Extract different sections of each resume such as Education, Experience, Skills and Contact Info etc. and store them in an appropriate form in a datastore.
Identify named entities such as education institutions and companies and store them with each resume separately so they can be readily looked up to quickly find the resumes that mention them.

Our Solution

We developed an end-to-end ML pipeline for resume processing.

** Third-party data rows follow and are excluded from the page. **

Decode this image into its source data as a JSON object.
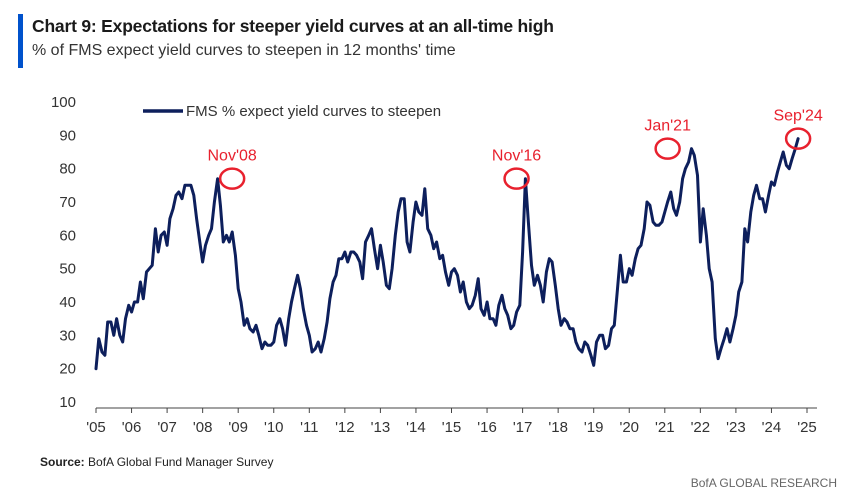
{
  "header": {
    "title": "Chart 9: Expectations for steeper yield curves at an all-time high",
    "subtitle": "% of FMS expect yield curves to steepen in 12 months' time"
  },
  "footer": {
    "source_label": "Source:",
    "source_text": "BofA Global Fund Manager Survey",
    "brand": "BofA GLOBAL RESEARCH"
  },
  "colors": {
    "line": "#0d1f5c",
    "annotation": "#e8212e",
    "accent": "#0052cc"
  },
  "chart_data": {
    "type": "line",
    "title": "",
    "xlabel": "",
    "ylabel": "",
    "ylim": [
      10,
      100
    ],
    "xlim": [
      2005.0,
      2025.0
    ],
    "y_ticks": [
      10,
      20,
      30,
      40,
      50,
      60,
      70,
      80,
      90,
      100
    ],
    "x_ticks": [
      {
        "value": 2005,
        "label": "'05"
      },
      {
        "value": 2006,
        "label": "'06"
      },
      {
        "value": 2007,
        "label": "'07"
      },
      {
        "value": 2008,
        "label": "'08"
      },
      {
        "value": 2009,
        "label": "'09"
      },
      {
        "value": 2010,
        "label": "'10"
      },
      {
        "value": 2011,
        "label": "'11"
      },
      {
        "value": 2012,
        "label": "'12"
      },
      {
        "value": 2013,
        "label": "'13"
      },
      {
        "value": 2014,
        "label": "'14"
      },
      {
        "value": 2015,
        "label": "'15"
      },
      {
        "value": 2016,
        "label": "'16"
      },
      {
        "value": 2017,
        "label": "'17"
      },
      {
        "value": 2018,
        "label": "'18"
      },
      {
        "value": 2019,
        "label": "'19"
      },
      {
        "value": 2020,
        "label": "'20"
      },
      {
        "value": 2021,
        "label": "'21"
      },
      {
        "value": 2022,
        "label": "'22"
      },
      {
        "value": 2023,
        "label": "'23"
      },
      {
        "value": 2024,
        "label": "'24"
      },
      {
        "value": 2025,
        "label": "'25"
      }
    ],
    "grid": false,
    "legend_position": "top-left",
    "series": [
      {
        "name": "FMS % expect yield curves to steepen",
        "x": [
          2005.0,
          2005.08,
          2005.17,
          2005.25,
          2005.33,
          2005.42,
          2005.5,
          2005.58,
          2005.67,
          2005.75,
          2005.83,
          2005.92,
          2006.0,
          2006.08,
          2006.17,
          2006.25,
          2006.33,
          2006.42,
          2006.5,
          2006.58,
          2006.67,
          2006.75,
          2006.83,
          2006.92,
          2007.0,
          2007.08,
          2007.17,
          2007.25,
          2007.33,
          2007.42,
          2007.5,
          2007.58,
          2007.67,
          2007.75,
          2007.83,
          2007.92,
          2008.0,
          2008.08,
          2008.17,
          2008.25,
          2008.33,
          2008.42,
          2008.5,
          2008.58,
          2008.67,
          2008.75,
          2008.83,
          2008.92,
          2009.0,
          2009.08,
          2009.17,
          2009.25,
          2009.33,
          2009.42,
          2009.5,
          2009.58,
          2009.67,
          2009.75,
          2009.83,
          2009.92,
          2010.0,
          2010.08,
          2010.17,
          2010.25,
          2010.33,
          2010.42,
          2010.5,
          2010.58,
          2010.67,
          2010.75,
          2010.83,
          2010.92,
          2011.0,
          2011.08,
          2011.17,
          2011.25,
          2011.33,
          2011.42,
          2011.5,
          2011.58,
          2011.67,
          2011.75,
          2011.83,
          2011.92,
          2012.0,
          2012.08,
          2012.17,
          2012.25,
          2012.33,
          2012.42,
          2012.5,
          2012.58,
          2012.67,
          2012.75,
          2012.83,
          2012.92,
          2013.0,
          2013.08,
          2013.17,
          2013.25,
          2013.33,
          2013.42,
          2013.5,
          2013.58,
          2013.67,
          2013.75,
          2013.83,
          2013.92,
          2014.0,
          2014.08,
          2014.17,
          2014.25,
          2014.33,
          2014.42,
          2014.5,
          2014.58,
          2014.67,
          2014.75,
          2014.83,
          2014.92,
          2015.0,
          2015.08,
          2015.17,
          2015.25,
          2015.33,
          2015.42,
          2015.5,
          2015.58,
          2015.67,
          2015.75,
          2015.83,
          2015.92,
          2016.0,
          2016.08,
          2016.17,
          2016.25,
          2016.33,
          2016.42,
          2016.5,
          2016.58,
          2016.67,
          2016.75,
          2016.83,
          2016.92,
          2017.0,
          2017.08,
          2017.17,
          2017.25,
          2017.33,
          2017.42,
          2017.5,
          2017.58,
          2017.67,
          2017.75,
          2017.83,
          2017.92,
          2018.0,
          2018.08,
          2018.17,
          2018.25,
          2018.33,
          2018.42,
          2018.5,
          2018.58,
          2018.67,
          2018.75,
          2018.83,
          2018.92,
          2019.0,
          2019.08,
          2019.17,
          2019.25,
          2019.33,
          2019.42,
          2019.5,
          2019.58,
          2019.67,
          2019.75,
          2019.83,
          2019.92,
          2020.0,
          2020.08,
          2020.17,
          2020.25,
          2020.33,
          2020.42,
          2020.5,
          2020.58,
          2020.67,
          2020.75,
          2020.83,
          2020.92,
          2021.0,
          2021.08,
          2021.17,
          2021.25,
          2021.33,
          2021.42,
          2021.5,
          2021.58,
          2021.67,
          2021.75,
          2021.83,
          2021.92,
          2022.0,
          2022.08,
          2022.17,
          2022.25,
          2022.33,
          2022.42,
          2022.5,
          2022.58,
          2022.67,
          2022.75,
          2022.83,
          2022.92,
          2023.0,
          2023.08,
          2023.17,
          2023.25,
          2023.33,
          2023.42,
          2023.5,
          2023.58,
          2023.67,
          2023.75,
          2023.83,
          2023.92,
          2024.0,
          2024.08,
          2024.17,
          2024.25,
          2024.33,
          2024.42,
          2024.5,
          2024.58,
          2024.67,
          2024.75
        ],
        "values": [
          20,
          29,
          25,
          24,
          34,
          34,
          30,
          35,
          30,
          28,
          35,
          39,
          37,
          40,
          40,
          46,
          41,
          49,
          50,
          51,
          62,
          55,
          60,
          61,
          57,
          65,
          68,
          72,
          73,
          71,
          75,
          75,
          75,
          72,
          65,
          58,
          52,
          57,
          60,
          62,
          70,
          77,
          69,
          58,
          60,
          58,
          61,
          54,
          44,
          40,
          33,
          35,
          32,
          31,
          33,
          30,
          26,
          28,
          27,
          27,
          28,
          33,
          35,
          32,
          27,
          35,
          40,
          44,
          48,
          44,
          38,
          33,
          30,
          25,
          26,
          28,
          25,
          29,
          34,
          41,
          46,
          48,
          53,
          53,
          55,
          52,
          55,
          55,
          54,
          52,
          47,
          58,
          60,
          62,
          56,
          50,
          57,
          52,
          45,
          44,
          50,
          60,
          67,
          71,
          71,
          58,
          55,
          64,
          70,
          67,
          66,
          74,
          62,
          60,
          56,
          58,
          53,
          54,
          49,
          45,
          49,
          50,
          48,
          43,
          46,
          40,
          38,
          39,
          42,
          47,
          38,
          36,
          40,
          35,
          35,
          33,
          39,
          42,
          38,
          36,
          32,
          33,
          37,
          39,
          55,
          77,
          63,
          51,
          45,
          48,
          45,
          40,
          49,
          53,
          52,
          45,
          38,
          33,
          35,
          34,
          32,
          32,
          28,
          26,
          25,
          28,
          27,
          24,
          21,
          28,
          30,
          30,
          26,
          27,
          32,
          33,
          44,
          54,
          46,
          46,
          50,
          48,
          53,
          56,
          57,
          62,
          70,
          69,
          64,
          63,
          63,
          64,
          67,
          70,
          73,
          68,
          66,
          70,
          77,
          80,
          82,
          86,
          84,
          78,
          58,
          68,
          60,
          50,
          46,
          29,
          23,
          26,
          29,
          32,
          28,
          32,
          36,
          43,
          46,
          62,
          58,
          67,
          72,
          75,
          71,
          71,
          67,
          72,
          76,
          75,
          79,
          82,
          85,
          81,
          80,
          83,
          86,
          89
        ]
      }
    ],
    "annotations": [
      {
        "label": "Nov'08",
        "x": 2008.83,
        "y": 77
      },
      {
        "label": "Nov'16",
        "x": 2016.83,
        "y": 77
      },
      {
        "label": "Jan'21",
        "x": 2021.08,
        "y": 86
      },
      {
        "label": "Sep'24",
        "x": 2024.75,
        "y": 89
      }
    ]
  }
}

The pipeline involves the following steps:

Detecting text in different areas of resume files given in PDF or DOC formats
Recognizing and extracting text from each area where text is detected
Creating text embeddings of each sentence/paragraph through a Natural Language Processing (NLP) based vectorization model.
Store the embedding vectors with each resume in a data store
Cluster resume embeddings formed in the previous step using an unsupervised learning algorithm to group each text as belonging to one of the sections such as Education, Experience, Contact Info etc.
Extract named entities from each section to classify words and phrases as Organization, Location and others.
Store the processed information with each resume with original extracted text as well as all the extracted information and embedding vectors
Build a global search index from Embeddings to facilitate similarity search based on keywords and phrases
Build an intra-resume index for each resume to quickly extract information based on keywords and phrases

Key Technologies Used

- Optical Character Recognition (OCR) for Text Detection
- OCR for Text Recognition
- Natural Language Processing
- Clustering

Key Frameworks

- Pytorch-Lightning
- Huggingface Transformers
- Jupyter Notebooks
- Pandas
- Numpy
- FastAPI
- Google Cloud Storage
- Google Kubernetes Engine

Customer Benefits

This solution is a critical component of office process automation for enterprises and human resource companies. It can reduce human engagement in the tedious process of extracting useful information from potentially hundreds of resumes daily. This leads to significantly more efficient office operations and saves valuable time for the Human Resource personnel.